Kondisi ini sebenarnya harus cepat direspon oleh pemerintah pusat agar kesulitan warga di perbatasan cepat teratasi. Kalo pemerintah pusat tidak tanggap dan lamban dalam bertindak, dikhawatirkan kekecewaan warga diperbatasan ini akan memuncak. Dan karena kehilangan kesabaran, maka bisa-bisa rasa nasionalisme mereka hilang dengan “menggadaikan” wilayahnya ke Malaysia. Bisa-bisa mereka benar-benar membuktikan ancaman mereka yang berniat memindahkan patok-patok di perbatasan. Kalo sudah begini, siapa yang pantas disalahkan?
Menurut saya ini sebenarnya bukan sekedar persoalan warga Indonesia di perbatasan yang tak cinta negeri ini. Tapi lebih dikarenakan adanya faktor ekonomi.

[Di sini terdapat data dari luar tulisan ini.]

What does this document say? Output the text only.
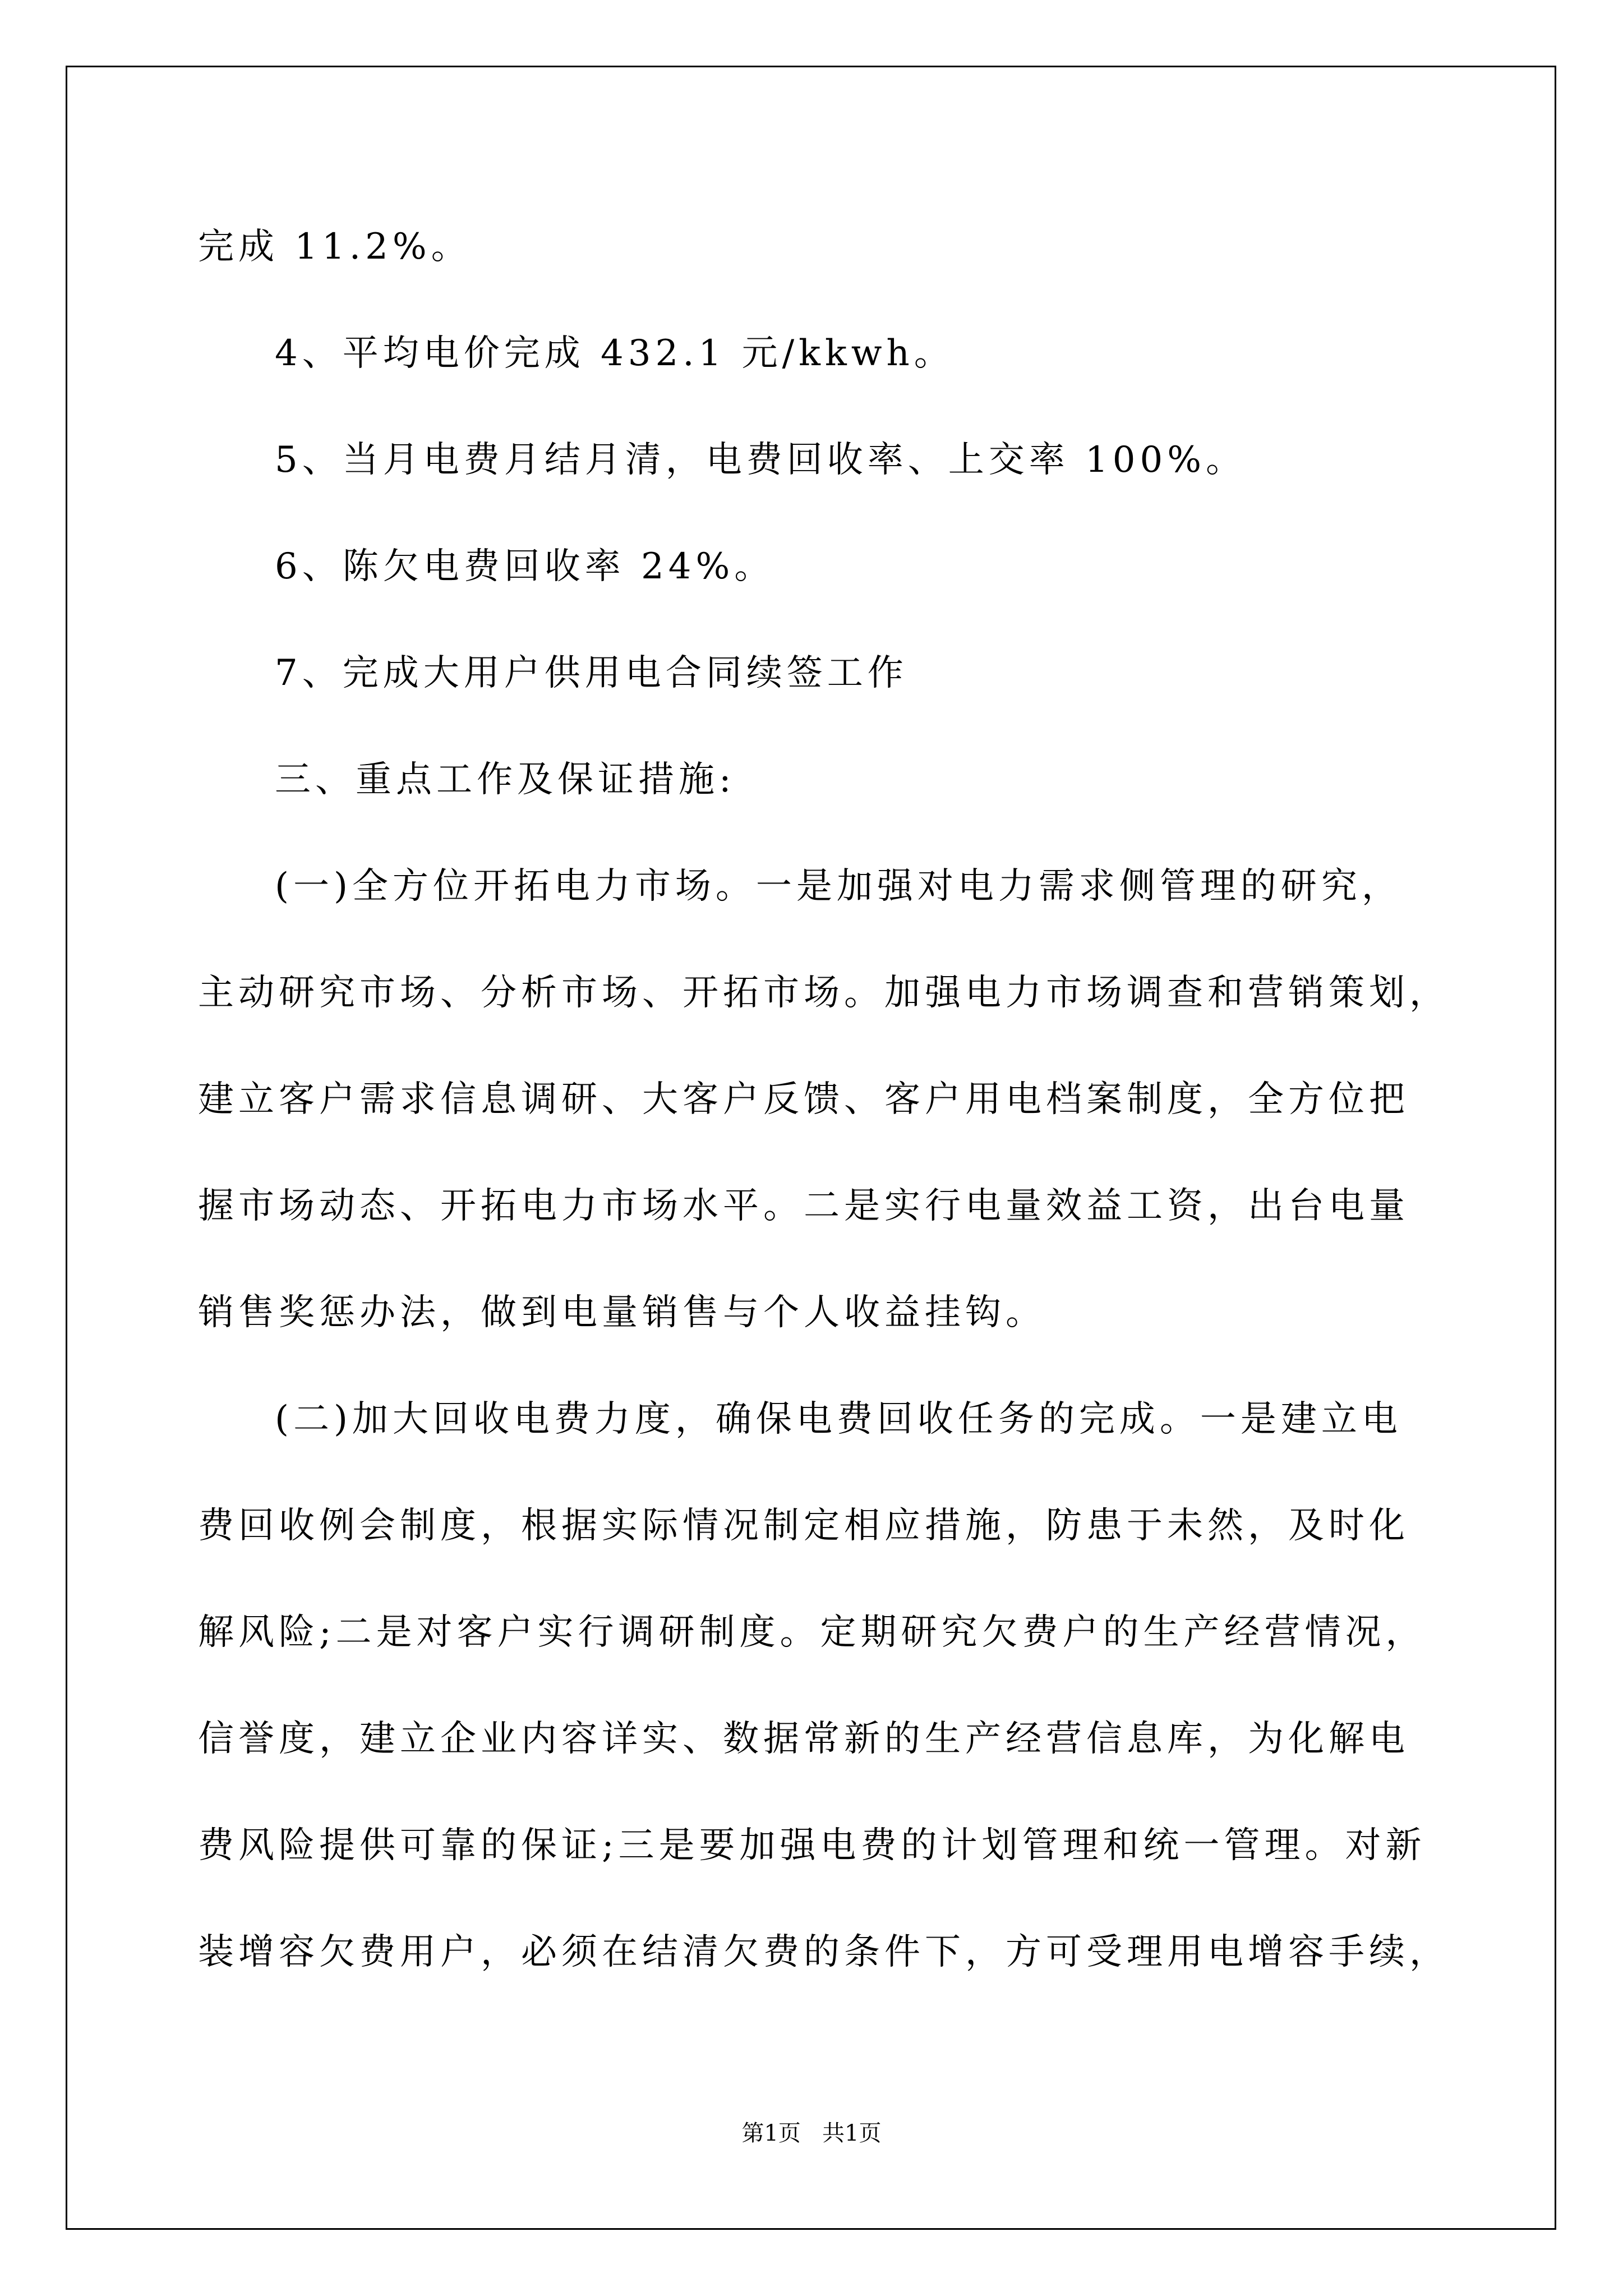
完成 11.2%。
4、平均电价完成 432.1 元/kkwh。
5、当月电费月结月清，电费回收率、上交率 100%。
6、陈欠电费回收率 24%。
7、完成大用户供用电合同续签工作
三、重点工作及保证措施:
(一)全方位开拓电力市场。一是加强对电力需求侧管理的研究，
主动研究市场、分析市场、开拓市场。加强电力市场调查和营销策划，
建立客户需求信息调研、大客户反馈、客户用电档案制度，全方位把
握市场动态、开拓电力市场水平。二是实行电量效益工资，出台电量
销售奖惩办法，做到电量销售与个人收益挂钩。
(二)加大回收电费力度，确保电费回收任务的完成。一是建立电
费回收例会制度，根据实际情况制定相应措施，防患于未然，及时化
解风险;二是对客户实行调研制度。定期研究欠费户的生产经营情况，
信誉度，建立企业内容详实、数据常新的生产经营信息库，为化解电
费风险提供可靠的保证;三是要加强电费的计划管理和统一管理。对新
装增容欠费用户，必须在结清欠费的条件下，方可受理用电增容手续，
第1页   共1页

Mereka memilih mendapatkan kehidupan yang lebih layak, khususnya dalam hal memenuhi kebutuhan hidup sehari-hari yang ternyata lebih mudah didapatkan dari negeri tetangga itu.
Guna mencegah hal ini terjadi, maka tentunya harus ada perhatian lebih dari pemerintah,  baik itu pemerintah pusat maupun pemerintah daerah. Pemerintah provinsi pun harus terus berupaya untuk membangun kawasan di perbatasan. Dan karena ini sudah menyangkut masalah kedaulatan NKRI, maka hal ini tidak bisa hanya dibebankan kepada pemerintah provinsi. Kalo hanya pemerintah daerah, saya yakin masalah ini tidak akan pernah tuntas. Kita tentu sepakat dengan ungkapan “hilangnya uang tak sebanding dengan kita kehilangan kedaulatan NKRI” bukan? Jadi alangkah baiknya jika cerita seputar perbatasan ini segera saja dituntaskan. Memang tidak mudah, tapi kalo kita tidak segera bertindak ya jangan salahkan mereka para warga di perbatasan yang kecewa itu. Minimal harus ada alokasi anggaran untuk pembangunan di perbatasan. Perbatasan itu kan wilayah NKRI juga, ya tho?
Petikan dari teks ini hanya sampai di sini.